In the course of a few weeks Dyson became accustomed, to the constant incursions of the ingenious Mr. Burton, who showed himself ready to drop in at all hours, not averse to refreshment, and a profound guide i
n the complicated questions of life. His visits at once terrified and delighted Dyson, who could no longer seat himself at his bureau secure from interruption while he embarked on literary undertakings, each one of which was to be a masterpiece. On the other hand, it was a vivid pleasure to be confronted with views so highly original; and if here and there Mr. Burton’s reasonings seemed tinged with fallacy, yet Dyson freely yielded to the joy of strangeness, and never failed to give his visitor a frank and hearty welcome. Mr. Burton’s first inquiry was always after the unprincipled Robbins, and he seemed to feel the stings of disappointment when Dyson told him that he had failed to meet this outrage on all morality, as Burton styled him, vowing that sooner or later he would take vengeance on such a shameless betrayal of trust.

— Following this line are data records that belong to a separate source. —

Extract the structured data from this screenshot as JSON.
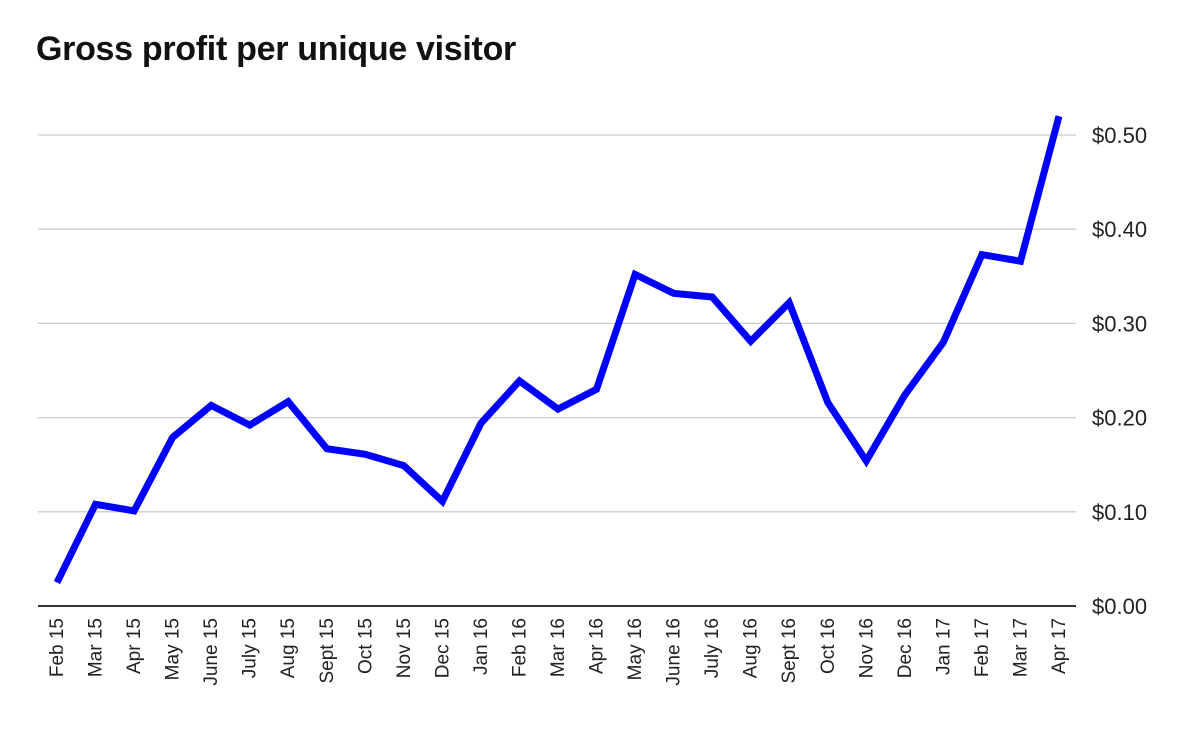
{
  "colors": {
    "line": "#0000ff",
    "grid": "#cccccc",
    "axis": "#333333"
  },
  "chart_data": {
    "type": "line",
    "title": "Gross profit per unique visitor",
    "xlabel": "",
    "ylabel": "",
    "y_axis_side": "right",
    "ylim": [
      0,
      0.5
    ],
    "yticks": [
      0,
      0.1,
      0.2,
      0.3,
      0.4,
      0.5
    ],
    "ytick_labels": [
      "$0.00",
      "$0.10",
      "$0.20",
      "$0.30",
      "$0.40",
      "$0.50"
    ],
    "grid": true,
    "legend": "none",
    "categories": [
      "Feb 15",
      "Mar 15",
      "Apr 15",
      "May 15",
      "June 15",
      "July 15",
      "Aug 15",
      "Sept 15",
      "Oct 15",
      "Nov 15",
      "Dec 15",
      "Jan 16",
      "Feb 16",
      "Mar 16",
      "Apr 16",
      "May 16",
      "June 16",
      "July 16",
      "Aug 16",
      "Sept 16",
      "Oct 16",
      "Nov 16",
      "Dec 16",
      "Jan 17",
      "Feb 17",
      "Mar 17",
      "Apr 17"
    ],
    "series": [
      {
        "values": [
          0.025,
          0.108,
          0.101,
          0.179,
          0.213,
          0.192,
          0.217,
          0.167,
          0.161,
          0.149,
          0.111,
          0.194,
          0.239,
          0.209,
          0.23,
          0.352,
          0.332,
          0.328,
          0.281,
          0.322,
          0.216,
          0.154,
          0.224,
          0.28,
          0.373,
          0.366,
          0.52
        ]
      }
    ]
  }
}
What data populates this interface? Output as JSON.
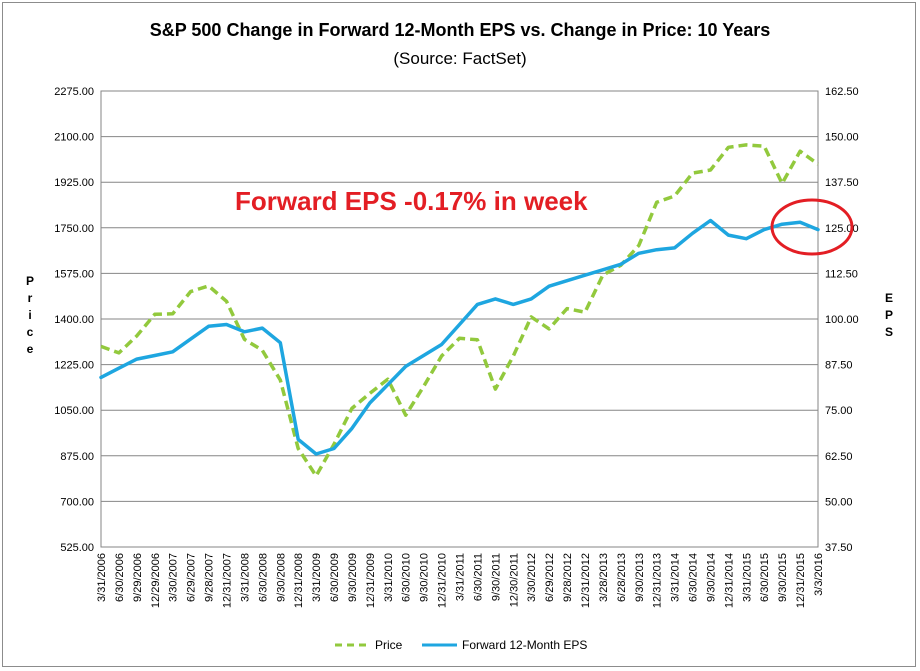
{
  "chart_data": {
    "type": "line",
    "title": "S&P 500 Change in Forward 12-Month EPS vs. Change in Price: 10 Years",
    "subtitle": "(Source: FactSet)",
    "ylabel_left": "Price",
    "ylabel_right": "EPS",
    "ylim_left": [
      525,
      2275
    ],
    "ylim_right": [
      37.5,
      162.5
    ],
    "yticks_left": [
      "525.00",
      "700.00",
      "875.00",
      "1050.00",
      "1225.00",
      "1400.00",
      "1575.00",
      "1750.00",
      "1925.00",
      "2100.00",
      "2275.00"
    ],
    "yticks_right": [
      "37.50",
      "50.00",
      "62.50",
      "75.00",
      "87.50",
      "100.00",
      "112.50",
      "125.00",
      "137.50",
      "150.00",
      "162.50"
    ],
    "x_categories": [
      "3/31/2006",
      "6/30/2006",
      "9/29/2006",
      "12/29/2006",
      "3/30/2007",
      "6/29/2007",
      "9/28/2007",
      "12/31/2007",
      "3/31/2008",
      "6/30/2008",
      "9/30/2008",
      "12/31/2008",
      "3/31/2009",
      "6/30/2009",
      "9/30/2009",
      "12/31/2009",
      "3/31/2010",
      "6/30/2010",
      "9/30/2010",
      "12/31/2010",
      "3/31/2011",
      "6/30/2011",
      "9/30/2011",
      "12/30/2011",
      "3/30/2012",
      "6/29/2012",
      "9/28/2012",
      "12/31/2012",
      "3/28/2013",
      "6/28/2013",
      "9/30/2013",
      "12/31/2013",
      "3/31/2014",
      "6/30/2014",
      "9/30/2014",
      "12/31/2014",
      "3/31/2015",
      "6/30/2015",
      "9/30/2015",
      "12/31/2015",
      "3/3/2016"
    ],
    "grid": true,
    "legend_position": "bottom",
    "annotation": "Forward EPS -0.17% in week",
    "series": [
      {
        "name": "Price",
        "axis": "left",
        "color": "#92c93d",
        "style": "dashed",
        "values": [
          1295,
          1270,
          1335,
          1418,
          1420,
          1505,
          1527,
          1468,
          1322,
          1280,
          1166,
          903,
          798,
          919,
          1057,
          1115,
          1169,
          1031,
          1141,
          1258,
          1326,
          1320,
          1131,
          1258,
          1408,
          1362,
          1440,
          1426,
          1569,
          1606,
          1682,
          1848,
          1872,
          1960,
          1972,
          2059,
          2068,
          2063,
          1920,
          2044,
          1994
        ]
      },
      {
        "name": "Forward 12-Month EPS",
        "axis": "right",
        "color": "#1ea6e0",
        "style": "solid",
        "values": [
          84.0,
          86.5,
          89.0,
          90.0,
          91.0,
          94.5,
          98.0,
          98.5,
          96.5,
          97.5,
          93.5,
          67.0,
          63.0,
          64.5,
          70.0,
          77.0,
          82.0,
          87.0,
          90.0,
          93.0,
          98.5,
          104.0,
          105.5,
          104.0,
          105.5,
          109.0,
          110.5,
          112.0,
          113.5,
          115.0,
          118.0,
          119.0,
          119.5,
          123.5,
          127.0,
          123.0,
          122.0,
          124.5,
          126.0,
          126.5,
          124.5
        ]
      }
    ]
  }
}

One evening they had sat together for some time discussing the possibility of laying down for this present generation and our modern and intensely complicated order of society, some rules of social diplomacy, such as Lord Bacon gave to the courtiers of King James I. “It is a book to make,” said Mr. Burton, “but who is there capable of making it? I tell you people are longing for such a book; it would bring fortune to its publisher. Bacon’s Essays are exquisite, but they have now no practical application; the modern strategist can find but little use in a treatise ‘De Re Militari,’ written by a Florentine in the fifteenth century. Scarcely more dissimilar are the social conditions of Bacon’s time and our own; the rules that he lays down so exquisitely for the courtier and diplomatist of James the First’s age will avail us little in the rough-and-tumble struggle of today. Life, I am afraid, has deteriorated; it gives little play for fine strokes such as formerly advanced men in the state. Except in such businesses as mine, where a chance does occur now and then, it has all become, as I said, an affair of rough and tumble; men still desire to attain, it is true, but what is their moyen de parvenir? A mere imitation, and not a gracious one, of the arts of the soap-vender and the proprietor of baking powder. When I think of these things, my dear Dyson, I confess that I am tempted to despair of my century.”